01 Angular limb deformities in foals

02 Lice in horses

01 Angular limb deformities in foals

Young foals can commonly be born with or develop "crooked legs", otherwise known as Angular Limb Deformities (ALDs). ALDs can occur in the front and/or hind legs and occur as the result of abnormal growth at the growth plate. The knees, fetlocks and hocks are most the frequently affected joints. There is usually either an outwards ("valgus") or inwards ("varus") deviation of the limb from the affected area.

Close attention should be paid during the foal's first few weeks of life to quickly identify the presence or development of any ALDs. Management is best achieved within the foal's first few months of life, before growth plates begin to close. Treatment should be dictated by your vet and will vary depending on the type and severity of the ALD as well as the foal's age.

Conservative Management

  • Restricted exercise/stall rest
  • Corrective farriery - trimming and/or hoof wall extensions

Surgical Management

  • Periosteal stripping – surgical technique aimed at accelerating growth on the shorter side
  • Transphyseal bridging – surgical implant designed to slow growth on the longer side

Conservative management will often suffice however surgical options are considered in severe cases or in older foals which are approaching the latter end of the management window.

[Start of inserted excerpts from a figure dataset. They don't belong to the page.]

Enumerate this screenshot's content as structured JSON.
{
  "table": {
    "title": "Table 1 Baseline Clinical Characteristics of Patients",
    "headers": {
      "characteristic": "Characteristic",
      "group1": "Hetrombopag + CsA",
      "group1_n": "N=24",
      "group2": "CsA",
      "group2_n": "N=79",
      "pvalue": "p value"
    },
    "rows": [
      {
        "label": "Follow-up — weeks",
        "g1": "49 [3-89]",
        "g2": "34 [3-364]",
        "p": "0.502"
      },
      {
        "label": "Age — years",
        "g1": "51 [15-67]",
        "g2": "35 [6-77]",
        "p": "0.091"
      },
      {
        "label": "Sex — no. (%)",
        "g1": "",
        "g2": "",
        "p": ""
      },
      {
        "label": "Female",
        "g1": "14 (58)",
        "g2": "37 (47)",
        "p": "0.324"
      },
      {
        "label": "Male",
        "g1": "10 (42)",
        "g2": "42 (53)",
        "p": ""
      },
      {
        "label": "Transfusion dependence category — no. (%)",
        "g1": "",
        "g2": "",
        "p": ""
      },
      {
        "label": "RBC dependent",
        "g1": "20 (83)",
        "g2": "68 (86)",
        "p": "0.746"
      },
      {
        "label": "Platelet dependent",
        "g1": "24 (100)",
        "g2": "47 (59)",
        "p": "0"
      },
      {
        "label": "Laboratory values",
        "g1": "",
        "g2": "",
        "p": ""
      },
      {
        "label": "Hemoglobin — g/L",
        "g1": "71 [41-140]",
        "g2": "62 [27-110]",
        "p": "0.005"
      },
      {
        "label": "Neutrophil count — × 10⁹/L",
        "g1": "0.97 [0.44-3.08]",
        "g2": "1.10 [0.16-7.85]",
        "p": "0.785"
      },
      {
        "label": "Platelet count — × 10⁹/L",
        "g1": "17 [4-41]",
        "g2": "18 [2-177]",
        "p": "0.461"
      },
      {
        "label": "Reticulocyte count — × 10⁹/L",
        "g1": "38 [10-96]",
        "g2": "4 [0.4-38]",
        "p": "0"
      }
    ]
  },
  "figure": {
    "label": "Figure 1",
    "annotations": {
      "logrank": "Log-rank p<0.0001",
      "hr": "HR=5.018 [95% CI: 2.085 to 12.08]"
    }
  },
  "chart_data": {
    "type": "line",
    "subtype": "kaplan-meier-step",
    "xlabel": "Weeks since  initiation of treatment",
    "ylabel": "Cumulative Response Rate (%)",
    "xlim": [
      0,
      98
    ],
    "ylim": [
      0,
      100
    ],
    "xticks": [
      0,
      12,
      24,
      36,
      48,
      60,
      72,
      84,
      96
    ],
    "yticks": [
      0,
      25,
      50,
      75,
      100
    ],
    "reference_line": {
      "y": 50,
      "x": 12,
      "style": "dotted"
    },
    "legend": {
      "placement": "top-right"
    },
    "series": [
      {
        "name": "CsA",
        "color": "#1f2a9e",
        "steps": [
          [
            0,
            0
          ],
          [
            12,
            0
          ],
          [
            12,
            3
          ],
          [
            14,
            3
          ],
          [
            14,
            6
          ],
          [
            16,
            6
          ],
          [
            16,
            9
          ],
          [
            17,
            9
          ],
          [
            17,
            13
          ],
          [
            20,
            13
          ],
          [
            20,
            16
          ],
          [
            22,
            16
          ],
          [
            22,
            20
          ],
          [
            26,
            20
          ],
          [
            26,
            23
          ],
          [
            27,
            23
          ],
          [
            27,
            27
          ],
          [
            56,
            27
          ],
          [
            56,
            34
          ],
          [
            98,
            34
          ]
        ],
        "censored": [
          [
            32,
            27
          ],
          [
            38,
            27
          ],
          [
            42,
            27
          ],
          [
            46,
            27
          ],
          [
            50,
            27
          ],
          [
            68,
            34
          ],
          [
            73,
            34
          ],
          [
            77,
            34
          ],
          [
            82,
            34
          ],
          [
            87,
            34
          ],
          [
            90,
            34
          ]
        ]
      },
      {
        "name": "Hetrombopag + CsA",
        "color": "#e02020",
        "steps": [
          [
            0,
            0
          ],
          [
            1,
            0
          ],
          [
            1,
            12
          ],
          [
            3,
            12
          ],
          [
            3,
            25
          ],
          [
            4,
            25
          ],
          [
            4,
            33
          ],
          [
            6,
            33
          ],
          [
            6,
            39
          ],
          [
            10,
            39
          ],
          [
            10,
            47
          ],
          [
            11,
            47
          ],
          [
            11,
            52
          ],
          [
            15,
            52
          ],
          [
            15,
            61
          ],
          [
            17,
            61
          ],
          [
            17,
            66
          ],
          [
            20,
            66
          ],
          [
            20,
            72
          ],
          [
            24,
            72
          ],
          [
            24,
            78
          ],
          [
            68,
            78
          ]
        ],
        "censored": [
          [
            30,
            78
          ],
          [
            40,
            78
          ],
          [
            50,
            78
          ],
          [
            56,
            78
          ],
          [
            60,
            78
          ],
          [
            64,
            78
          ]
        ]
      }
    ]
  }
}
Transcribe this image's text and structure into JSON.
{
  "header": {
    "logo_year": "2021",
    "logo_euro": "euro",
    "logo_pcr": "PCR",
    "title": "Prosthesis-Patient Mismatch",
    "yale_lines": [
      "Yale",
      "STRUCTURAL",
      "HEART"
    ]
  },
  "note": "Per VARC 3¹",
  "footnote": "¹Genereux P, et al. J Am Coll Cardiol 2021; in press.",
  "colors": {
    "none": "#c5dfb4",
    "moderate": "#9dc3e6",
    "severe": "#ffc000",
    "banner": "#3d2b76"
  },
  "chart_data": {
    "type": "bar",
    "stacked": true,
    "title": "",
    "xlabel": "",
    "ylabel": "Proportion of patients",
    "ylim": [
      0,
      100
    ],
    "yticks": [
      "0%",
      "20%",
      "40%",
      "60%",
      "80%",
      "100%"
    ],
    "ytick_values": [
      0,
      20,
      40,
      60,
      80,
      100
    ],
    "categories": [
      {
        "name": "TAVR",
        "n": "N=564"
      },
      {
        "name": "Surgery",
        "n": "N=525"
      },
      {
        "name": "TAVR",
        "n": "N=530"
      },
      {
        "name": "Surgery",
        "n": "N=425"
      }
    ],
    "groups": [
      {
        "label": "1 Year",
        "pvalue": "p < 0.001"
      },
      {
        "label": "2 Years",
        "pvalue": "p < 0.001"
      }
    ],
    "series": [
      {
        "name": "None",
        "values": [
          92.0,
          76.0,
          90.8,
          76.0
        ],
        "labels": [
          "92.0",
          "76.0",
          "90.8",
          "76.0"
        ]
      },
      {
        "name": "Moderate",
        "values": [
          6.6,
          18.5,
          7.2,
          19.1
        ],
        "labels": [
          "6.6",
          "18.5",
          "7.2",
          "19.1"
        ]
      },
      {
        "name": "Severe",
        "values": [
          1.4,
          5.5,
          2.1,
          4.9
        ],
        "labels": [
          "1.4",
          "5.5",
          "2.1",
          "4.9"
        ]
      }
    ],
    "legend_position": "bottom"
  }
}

If you're worried about your foal's health, please give us a call.

02 Lice in horses

Lice infestation in horses is uncommon and is usually only seen when the horse's immune system is compromised – for example, young growing horses, geriatric horses, or horses in poor condition or poor health. Horses may be affected by two species of lice:

  • H asini - the "sucking louse"
    This is the most common species affecting horses, and is usually found in the mane, forelock, tale base and around coronary bands.
  • D equi - the "biting louse"
    This louse is usually found on the body e.g. head, neck and flanks

Lice are host-specific and can only spread from horse to horse - humans, cattle, sheep and other species are not at risk of infestation.

Signs of lice infestation

  • Skin irritation
  • Excessive rubbing and itching
  • Roughened coat
  • Patchy hair loss and self-mutilation
  • Anaemia in severe cases

Lice may be visualised by parting the mane or coat and promptly inspecting close to the skin. In lighter infestations lice can be tricky to identify. You should consult your vet for an accurate diagnosis and to rule out other causes of skin irritation, itching, and hair loss.

Pour-on lousicide treatments are available for horses - it is not recommended to use cattle or sheep lousicides on horses as severe inflammation can result. Clipping and washing to remove hair and skin debris that lice feed on can help. Contaminated gear and equipment should also be cleaned and treated. Affected horses should be re-examined in the weeks and months following treatment to ensure that reinfestation is not occurring.